= Christian Heinrich Aschenbrenner =

Christian Heinrich Aschenbrenner (29 December 1654 – 13 December 1732) was a German violinist and composer. He played in court orchestras in Germany, and later was director (Capellmeister) of them.

==Life==
He was born in Stettin (now Szczecin in Poland). His father, a musician, gave him early music lessons. From 1668 he studied composition with Johann Theile, and in 1676 he went to Vienna to study composition and the violin with Johann Heinrich Schmelzer.

From 1677 he was in the court orchestra at Zeitz, until the orchestra was dissolved in 1681 on the death of Maurice, Duke of Saxe-Zeitz.

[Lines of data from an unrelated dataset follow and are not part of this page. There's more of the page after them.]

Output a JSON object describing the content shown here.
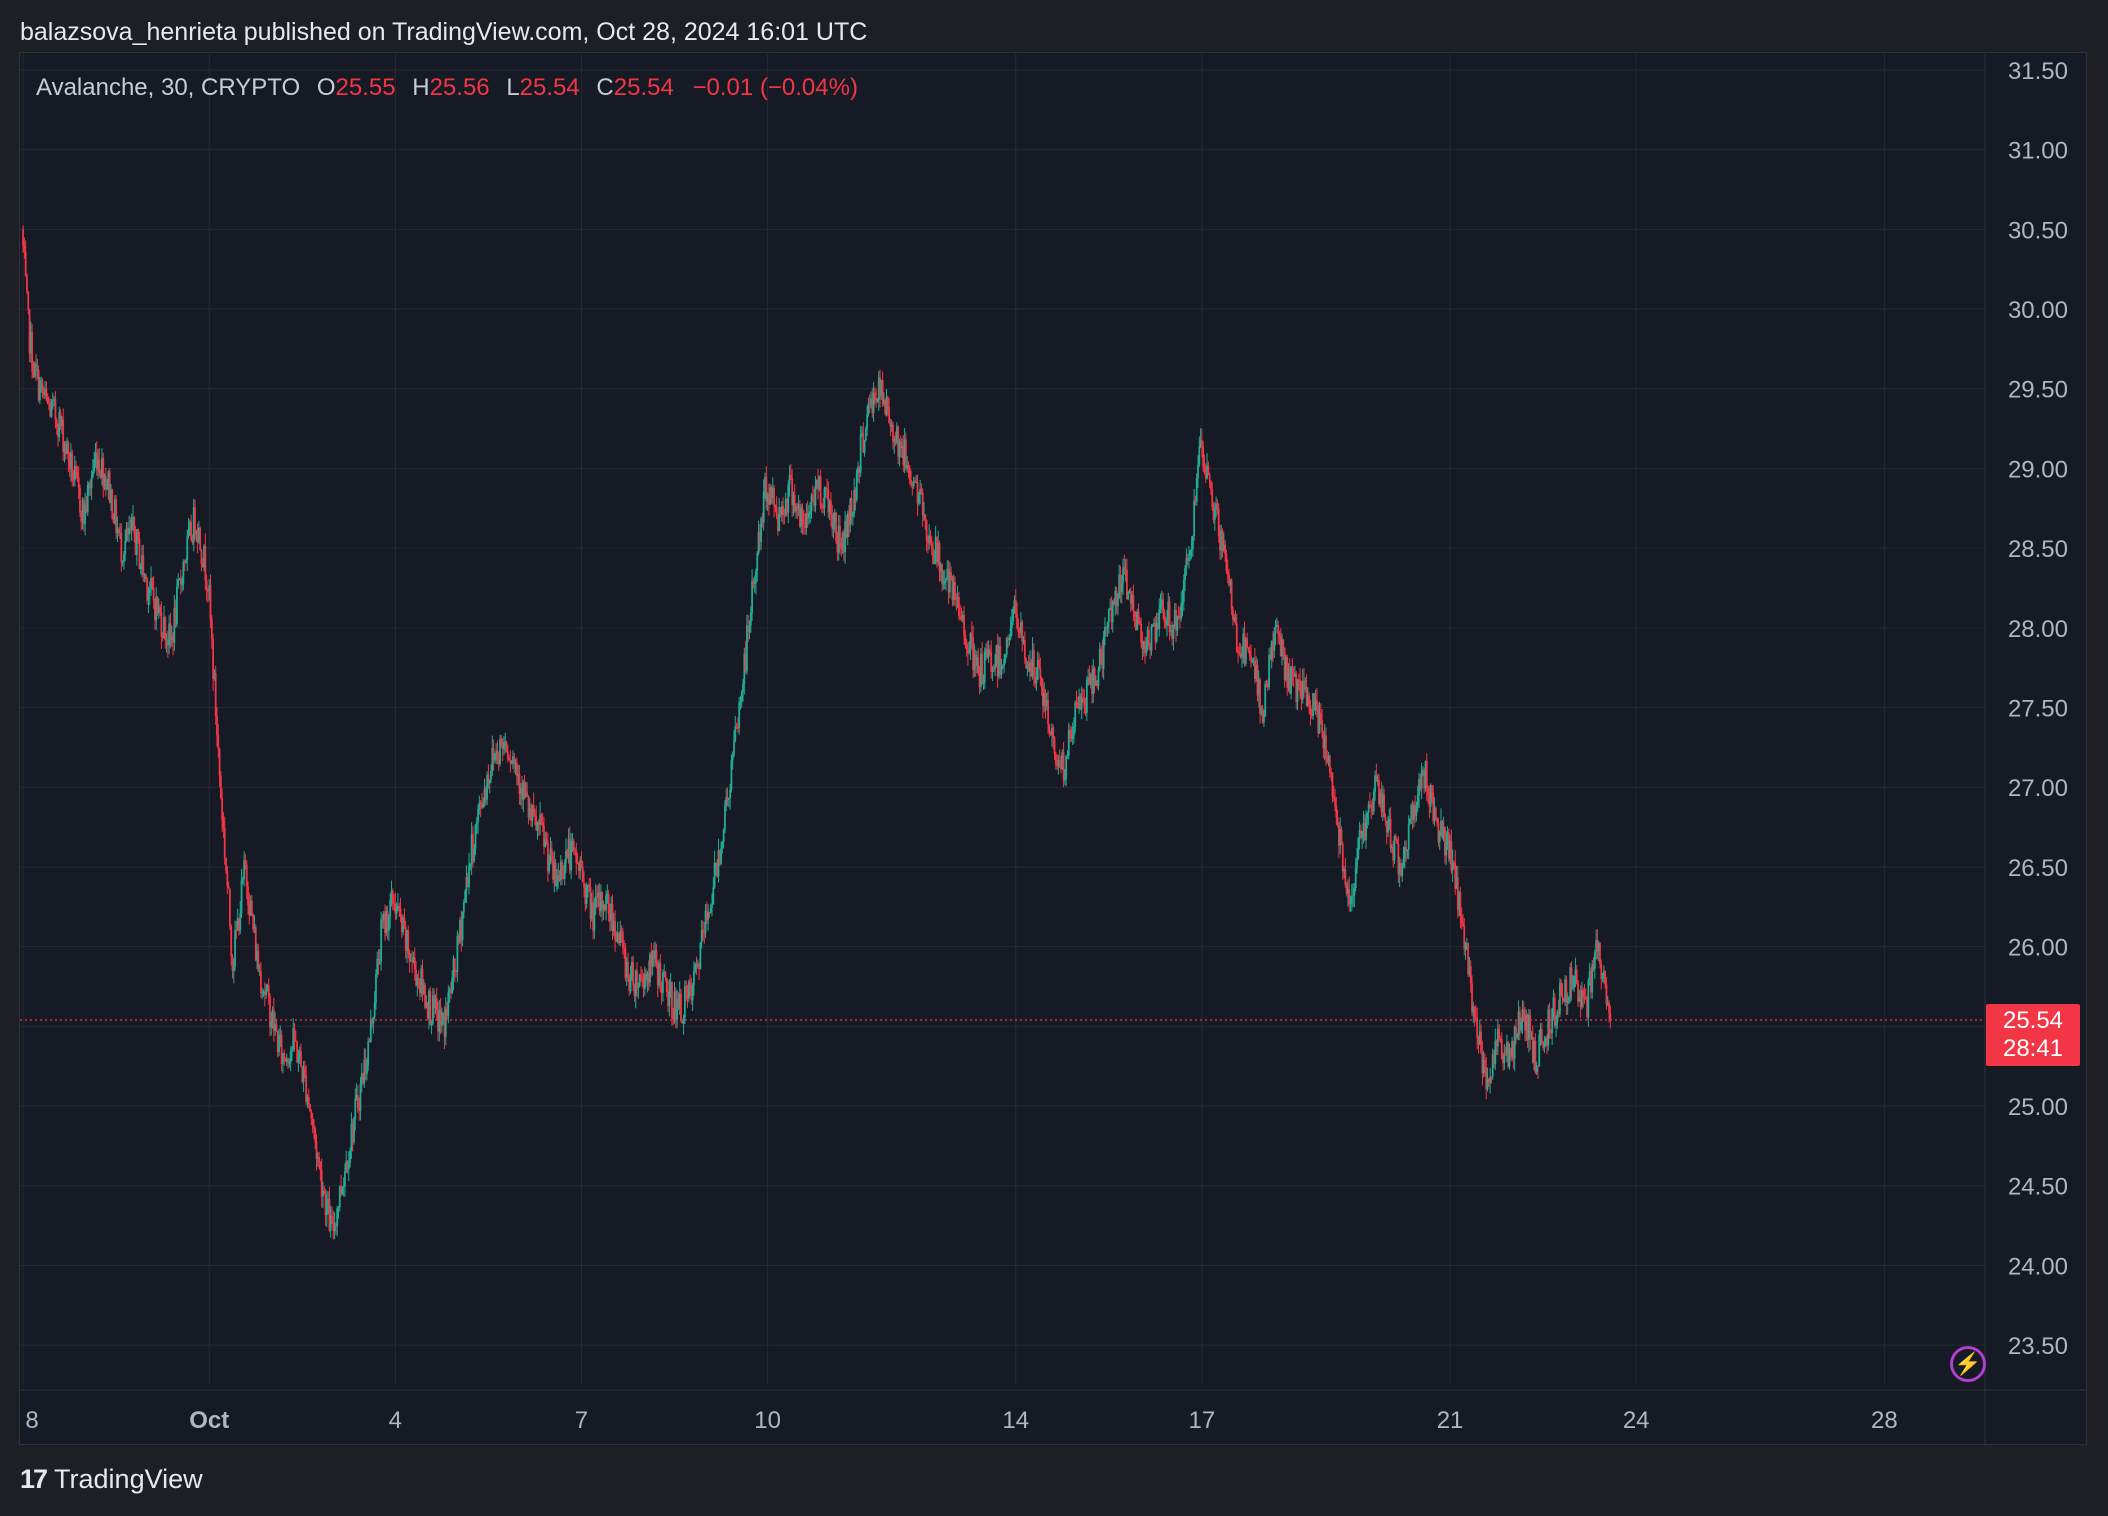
{
  "header": {
    "published_text": "balazsova_henrieta published on TradingView.com, Oct 28, 2024 16:01 UTC"
  },
  "legend": {
    "symbol": "Avalanche, 30, CRYPTO",
    "o_label": "O",
    "o_value": "25.55",
    "h_label": "H",
    "h_value": "25.56",
    "l_label": "L",
    "l_value": "25.54",
    "c_label": "C",
    "c_value": "25.54",
    "change": "−0.01 (−0.04%)"
  },
  "price_badge": {
    "price": "25.54",
    "countdown": "28:41"
  },
  "footer": {
    "logo_mark": "17",
    "logo_text": "TradingView"
  },
  "colors": {
    "background": "#161a25",
    "grid": "#262a35",
    "up": "#22ab94",
    "down": "#f23645",
    "text": "#b2b5be",
    "badge": "#f23645"
  },
  "chart_data": {
    "type": "candlestick",
    "title": "",
    "xlabel": "",
    "ylabel": "",
    "interval": "30",
    "ylim": [
      23.25,
      31.6
    ],
    "y_ticks": [
      "31.50",
      "31.00",
      "30.50",
      "30.00",
      "29.50",
      "29.00",
      "28.50",
      "28.00",
      "27.50",
      "27.00",
      "26.50",
      "26.00",
      "25.50",
      "25.00",
      "24.50",
      "24.00",
      "23.50"
    ],
    "x_ticks": [
      {
        "label": "8",
        "day": -2
      },
      {
        "label": "Oct",
        "day": 1
      },
      {
        "label": "4",
        "day": 4
      },
      {
        "label": "7",
        "day": 7
      },
      {
        "label": "10",
        "day": 10
      },
      {
        "label": "14",
        "day": 14
      },
      {
        "label": "17",
        "day": 17
      },
      {
        "label": "21",
        "day": 21
      },
      {
        "label": "24",
        "day": 24
      },
      {
        "label": "28",
        "day": 28
      }
    ],
    "grid": true,
    "last_price": 25.54,
    "price_path": [
      [
        -2.0,
        30.5
      ],
      [
        -1.9,
        29.9
      ],
      [
        -1.8,
        29.6
      ],
      [
        -1.6,
        29.4
      ],
      [
        -1.4,
        29.3
      ],
      [
        -1.2,
        29.0
      ],
      [
        -1.0,
        28.7
      ],
      [
        -0.8,
        29.1
      ],
      [
        -0.6,
        28.9
      ],
      [
        -0.4,
        28.5
      ],
      [
        -0.2,
        28.6
      ],
      [
        0.0,
        28.3
      ],
      [
        0.2,
        28.1
      ],
      [
        0.4,
        27.9
      ],
      [
        0.6,
        28.4
      ],
      [
        0.8,
        28.7
      ],
      [
        1.0,
        28.3
      ],
      [
        1.2,
        27.0
      ],
      [
        1.4,
        25.9
      ],
      [
        1.6,
        26.5
      ],
      [
        1.8,
        25.9
      ],
      [
        2.0,
        25.6
      ],
      [
        2.2,
        25.3
      ],
      [
        2.4,
        25.4
      ],
      [
        2.6,
        25.1
      ],
      [
        2.8,
        24.6
      ],
      [
        3.0,
        24.2
      ],
      [
        3.2,
        24.6
      ],
      [
        3.4,
        25.0
      ],
      [
        3.6,
        25.4
      ],
      [
        3.8,
        26.1
      ],
      [
        4.0,
        26.3
      ],
      [
        4.2,
        26.0
      ],
      [
        4.4,
        25.8
      ],
      [
        4.6,
        25.6
      ],
      [
        4.8,
        25.5
      ],
      [
        5.0,
        25.9
      ],
      [
        5.2,
        26.5
      ],
      [
        5.4,
        26.9
      ],
      [
        5.6,
        27.2
      ],
      [
        5.8,
        27.3
      ],
      [
        6.0,
        27.1
      ],
      [
        6.2,
        26.8
      ],
      [
        6.4,
        26.7
      ],
      [
        6.6,
        26.4
      ],
      [
        6.8,
        26.6
      ],
      [
        7.0,
        26.5
      ],
      [
        7.2,
        26.2
      ],
      [
        7.4,
        26.3
      ],
      [
        7.6,
        26.1
      ],
      [
        7.8,
        25.8
      ],
      [
        8.0,
        25.8
      ],
      [
        8.2,
        25.9
      ],
      [
        8.4,
        25.7
      ],
      [
        8.6,
        25.6
      ],
      [
        8.8,
        25.7
      ],
      [
        9.0,
        26.1
      ],
      [
        9.2,
        26.5
      ],
      [
        9.4,
        27.0
      ],
      [
        9.6,
        27.6
      ],
      [
        9.8,
        28.3
      ],
      [
        10.0,
        28.9
      ],
      [
        10.2,
        28.7
      ],
      [
        10.4,
        28.9
      ],
      [
        10.6,
        28.6
      ],
      [
        10.8,
        28.9
      ],
      [
        11.0,
        28.8
      ],
      [
        11.2,
        28.5
      ],
      [
        11.4,
        28.8
      ],
      [
        11.6,
        29.3
      ],
      [
        11.8,
        29.5
      ],
      [
        12.0,
        29.3
      ],
      [
        12.2,
        29.1
      ],
      [
        12.4,
        28.9
      ],
      [
        12.6,
        28.6
      ],
      [
        12.8,
        28.4
      ],
      [
        13.0,
        28.2
      ],
      [
        13.2,
        28.0
      ],
      [
        13.4,
        27.7
      ],
      [
        13.6,
        27.8
      ],
      [
        13.8,
        27.8
      ],
      [
        14.0,
        28.1
      ],
      [
        14.2,
        27.8
      ],
      [
        14.4,
        27.7
      ],
      [
        14.6,
        27.3
      ],
      [
        14.8,
        27.1
      ],
      [
        15.0,
        27.5
      ],
      [
        15.2,
        27.6
      ],
      [
        15.4,
        27.8
      ],
      [
        15.6,
        28.2
      ],
      [
        15.8,
        28.3
      ],
      [
        16.0,
        28.0
      ],
      [
        16.2,
        27.9
      ],
      [
        16.4,
        28.1
      ],
      [
        16.6,
        28.0
      ],
      [
        16.8,
        28.4
      ],
      [
        17.0,
        29.1
      ],
      [
        17.2,
        28.8
      ],
      [
        17.4,
        28.4
      ],
      [
        17.6,
        27.9
      ],
      [
        17.8,
        27.8
      ],
      [
        18.0,
        27.5
      ],
      [
        18.2,
        28.0
      ],
      [
        18.4,
        27.7
      ],
      [
        18.6,
        27.6
      ],
      [
        18.8,
        27.5
      ],
      [
        19.0,
        27.3
      ],
      [
        19.2,
        26.8
      ],
      [
        19.4,
        26.3
      ],
      [
        19.6,
        26.7
      ],
      [
        19.8,
        27.0
      ],
      [
        20.0,
        26.8
      ],
      [
        20.2,
        26.5
      ],
      [
        20.4,
        26.8
      ],
      [
        20.6,
        27.1
      ],
      [
        20.8,
        26.8
      ],
      [
        21.0,
        26.6
      ],
      [
        21.2,
        26.2
      ],
      [
        21.4,
        25.6
      ],
      [
        21.6,
        25.2
      ],
      [
        21.8,
        25.4
      ],
      [
        22.0,
        25.3
      ],
      [
        22.2,
        25.6
      ],
      [
        22.4,
        25.3
      ],
      [
        22.6,
        25.5
      ],
      [
        22.8,
        25.7
      ],
      [
        23.0,
        25.8
      ],
      [
        23.2,
        25.6
      ],
      [
        23.4,
        26.0
      ],
      [
        23.6,
        25.5
      ]
    ]
  }
}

Johann Rosenmüller, director of the court orchestra of Anthony Ulrich, Duke of Brunswick at Wolfenbüttel, then obtained a position for him there, but Rosenmüller's death soon afterwards caused the duke to lose interest in reorganizing the orchestra, so Aschenbrenner again had no permanent position.

In 1683 he became lead violinist of the court orchestra at Merseburg, and in 1695 returned to Zeitz, as director of the court orchestra. During this time he made concert tours and became well known; in 1692 he played in Vienna before the emperor, to whom he presented six violin sonatas, and he visited again in 1703. In 1713 he became director of the court orchestra of Moritz Wilhelm, Duke of Saxe-Zeitz at Merseburg, remaining in the service of the orchestra at Zeitz, to play or conduct there on special occasions. Aschenbrenner left the Merseburg court in 1719, and retired with a small pension to Jena, where he died in 1732.

==Works==
"Gast- und Hochzeits-Freude, bestehend in Sonaten, Präludien, Allemanden, Couranten, Balletten, Arien, Sarabanten" ("Enjoyment with guests and at weddings, consisting of sonatas, preludes, allemandes, courantes, ballets, arias, sarabandes") in 3 to 6 parts, was published in 1673, and was reprinted in 1675 and 1676.

It is not known whether the violin sonatas presented to the emperor in 1692 were printed.